C’est en 1999 que François Désalliers faisait paraître son premier roman, Amour et pince-monseigneur, chez Québec/Amérique, mais il n’en était pas à ses premières armes en ce qui concerne l’écriture.

« Au Conservatoire d’art dramatique, j’ai reçu une formation de comédien. Mais comme les rôles étaient rares et que je tenais à jouer, j’ai décidé d’écrire mes propres pièces, de les mettre en scène et de les interpréter. C’est donc en écrivant que je suis devenu écrivain. Et en écrivant des romans que je suis devenu romancier. »

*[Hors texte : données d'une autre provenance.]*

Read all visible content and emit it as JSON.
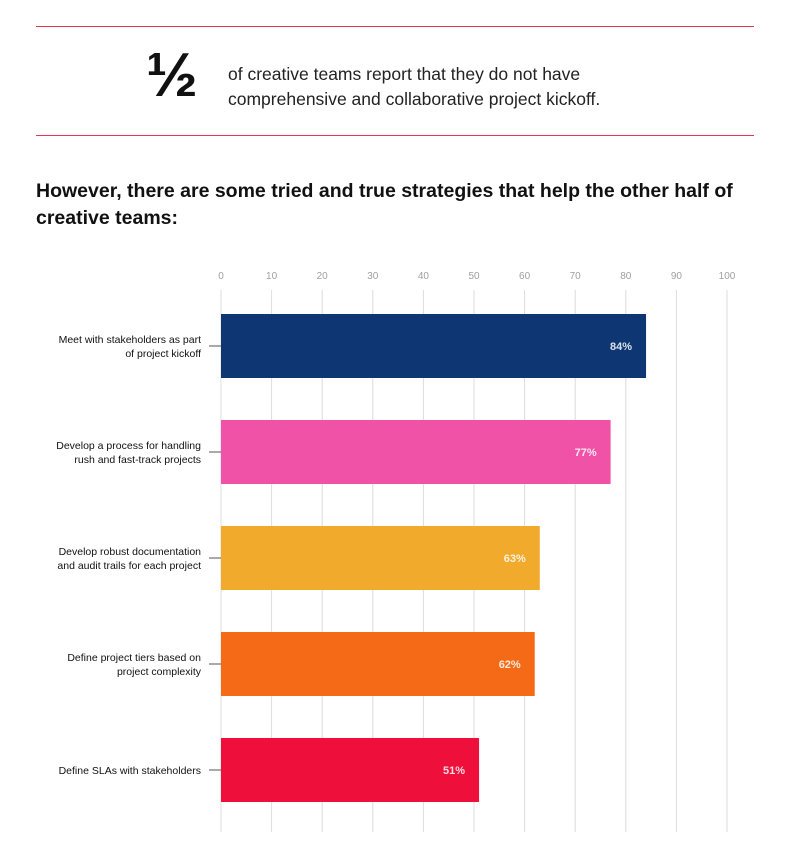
{
  "stat": {
    "number": "½",
    "text": "of creative teams report that they do not have comprehensive and collaborative project kickoff."
  },
  "headline": "However, there are some tried and true strategies that help the other half of creative teams:",
  "chart_data": {
    "type": "bar",
    "orientation": "horizontal",
    "xlim": [
      0,
      100
    ],
    "ticks": [
      0,
      10,
      20,
      30,
      40,
      50,
      60,
      70,
      80,
      90,
      100
    ],
    "grid": true,
    "categories": [
      [
        "Meet with stakeholders as part",
        "of project kickoff"
      ],
      [
        "Develop a process for handling",
        "rush and fast-track projects"
      ],
      [
        "Develop robust documentation",
        "and audit trails for each project"
      ],
      [
        "Define project tiers based on",
        "project complexity"
      ],
      [
        "Define SLAs with stakeholders"
      ]
    ],
    "values": [
      84,
      77,
      63,
      62,
      51
    ],
    "value_labels": [
      "84%",
      "77%",
      "63%",
      "62%",
      "51%"
    ],
    "colors": [
      "#0d3672",
      "#f052a8",
      "#f1aa2c",
      "#f46a16",
      "#ee0f3b"
    ]
  }
}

Celui qui a été comédien, professeur de théâtre et vendeur pendant une partie de sa vie, vit uniquement de sa plume depuis trois ans. Chichement, oui, mais avec un bonheur incomparable. « Au tournant de la cinquantaine, j’ai enfin pu me consacrer uniquement à ma passion : écrire. Même si je ne vends pas des milliers de livres par an, je continue. Parce que c’est ce que j’aime faire. Parce que j’ai encore des tas d’histoires en tête. Parce qu’un jour je voudrais parler de ma famille, de l’influence qu’ont eue sur moi mon oncle, le comédien Luc Durand, ma tante, l’écrivaine Louky Bersianik, disparue récemment, et bien d’autres. »

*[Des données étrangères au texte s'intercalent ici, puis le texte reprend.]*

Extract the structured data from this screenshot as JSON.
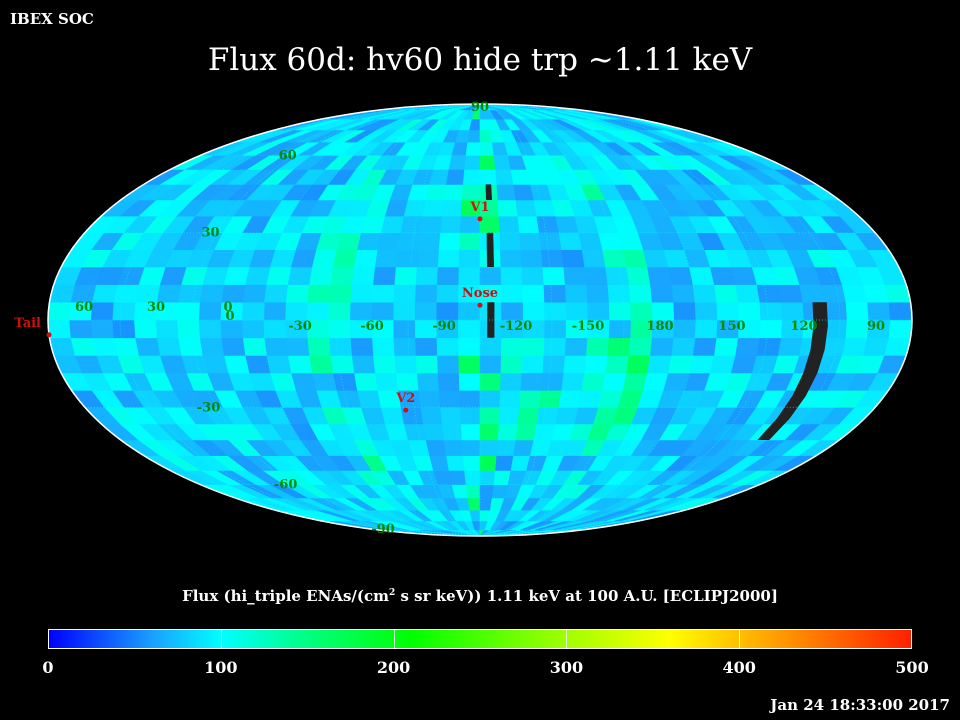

J’ai rencontré François Désalliers pour la première fois il y a une une quinzaine d’années. J’ai eu le privilège de lire son premier roman avant qu’il ne soit publié et il m’a accordé au moment de la sortie de celui-ci une entrevue pour Le Messager de Verdun. Malgré le fait que nous nous voyons peu souvent, j’ai suivi sa carrière de romancier de loin, plongeant avec délice dans chacune de ses histoires, l’imagination y occupant une immense place. Du jeune commis-libraire de son premier roman en passant par l’artiste de L’homme café et l’homme prisonnier des pages d’un magazine féminin dans Un monde de papier jusqu’à l’écrivain de son dernier né, Le jour où le mort a disparu, François Désalliers a chaque fois mis en scène des héros qui pourraient être à la limite banals s’ils ne se trouvaient pas aux prises avec une situation hors du commun.

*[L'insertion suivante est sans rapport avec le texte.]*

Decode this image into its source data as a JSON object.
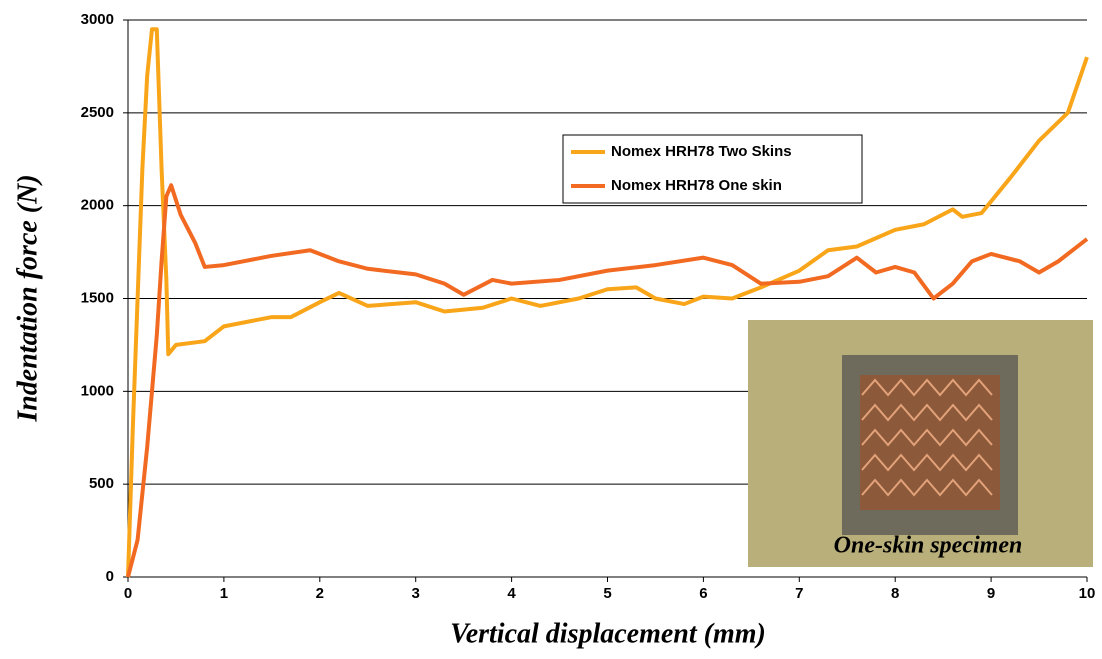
{
  "chart_data": {
    "type": "line",
    "x_label": "Vertical displacement (mm)",
    "y_label": "Indentation force (N)",
    "xlim": [
      0,
      10
    ],
    "ylim": [
      0,
      3000
    ],
    "xticks": [
      0,
      1,
      2,
      3,
      4,
      5,
      6,
      7,
      8,
      9,
      10
    ],
    "yticks": [
      0,
      500,
      1000,
      1500,
      2000,
      2500,
      3000
    ],
    "grid": true,
    "legend": "center",
    "annotation": "One-skin specimen",
    "series": [
      {
        "name": "Nomex HRH78 Two Skins",
        "color": "#F9A51A",
        "x": [
          0,
          0.05,
          0.1,
          0.15,
          0.2,
          0.25,
          0.3,
          0.35,
          0.4,
          0.42,
          0.5,
          0.8,
          1.0,
          1.5,
          1.7,
          2.0,
          2.2,
          2.5,
          3.0,
          3.3,
          3.7,
          4.0,
          4.3,
          4.7,
          5.0,
          5.3,
          5.5,
          5.8,
          6.0,
          6.3,
          6.6,
          7.0,
          7.3,
          7.6,
          8.0,
          8.3,
          8.6,
          8.7,
          8.9,
          9.2,
          9.5,
          9.8,
          10
        ],
        "values": [
          0,
          800,
          1500,
          2200,
          2700,
          2950,
          2950,
          2200,
          1600,
          1200,
          1250,
          1270,
          1350,
          1400,
          1400,
          1480,
          1530,
          1460,
          1480,
          1430,
          1450,
          1500,
          1460,
          1500,
          1550,
          1560,
          1500,
          1470,
          1510,
          1500,
          1560,
          1650,
          1760,
          1780,
          1870,
          1900,
          1980,
          1940,
          1960,
          2150,
          2350,
          2500,
          2800
        ]
      },
      {
        "name": "Nomex HRH78 One skin",
        "color": "#F26A22",
        "x": [
          0,
          0.1,
          0.2,
          0.3,
          0.35,
          0.4,
          0.45,
          0.55,
          0.7,
          0.8,
          1.0,
          1.5,
          1.9,
          2.2,
          2.5,
          3.0,
          3.3,
          3.5,
          3.8,
          4.0,
          4.5,
          5.0,
          5.5,
          6.0,
          6.3,
          6.6,
          7.0,
          7.3,
          7.6,
          7.8,
          8.0,
          8.2,
          8.4,
          8.6,
          8.8,
          9.0,
          9.3,
          9.5,
          9.7,
          10
        ],
        "values": [
          0,
          200,
          700,
          1300,
          1700,
          2050,
          2110,
          1950,
          1800,
          1670,
          1680,
          1730,
          1760,
          1700,
          1660,
          1630,
          1580,
          1520,
          1600,
          1580,
          1600,
          1650,
          1680,
          1720,
          1680,
          1580,
          1590,
          1620,
          1720,
          1640,
          1670,
          1640,
          1500,
          1580,
          1700,
          1740,
          1700,
          1640,
          1700,
          1820
        ]
      }
    ]
  }
}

Dans son plus récent roman paru en 2011, le héros est un écrivain et vendeur, trouvé mort dans son sommeil, dont le corps se retrouvera au dépotoir par un concours de circonstances qui donneront bien du mal aux enquêteurs chargés de tirer les choses au clair, ceux-ci croyant davantage à une fugue qu’à un enlèvement. Un héros qui n’est pas sans posséder quelques similitudes avec Désalliers, puisqu’il a lui aussi grandi dans le sud-ouest de Montréal, qu’il a été vendeur et écrivain en même temps, qu’il est père de quatre enfants et qu’il est amoureux de leur mère depuis trente ans.

« Ce n’est pas la première fois que je glisse quelques éléments de ma propre vie dans un roman. Je l’ai fait dans Du steak pour les élèves. Mais ce que je voulais exprimer dans Le jour où le mort a disparu, ce n’est pas tant la mort d’un écrivain, mais la mort de la littérature. Une mort annoncée par toutes sortes d’indices en cours de route. »

Le résultat n’est ni un roman policier, ni un roman d’amour, ni un roman psychologique, mais un amalgame de ces trois genres. Un roman qui constitue un moment de détente des plus agréables en attendant le suivant, à paraître à l’automne 2012.

« Mon roman préféré, c’est toujours celui qui va bientôt paraître ou celui que je suis en train d’écrire. Même si le premier de tous aura toujours une place bien spéciale. Un premier roman, ça change une vie. Mais c’est à partir de trois qu’on peut se dire écrivain. J’ai hâte que les gens lisent La fille du vidéoclub. Je souhaite qu’ils aiment ce livre et que mon éditeur vende beaucoup d’exemplaires », me dit en terminant François Désalliers, tout sourire.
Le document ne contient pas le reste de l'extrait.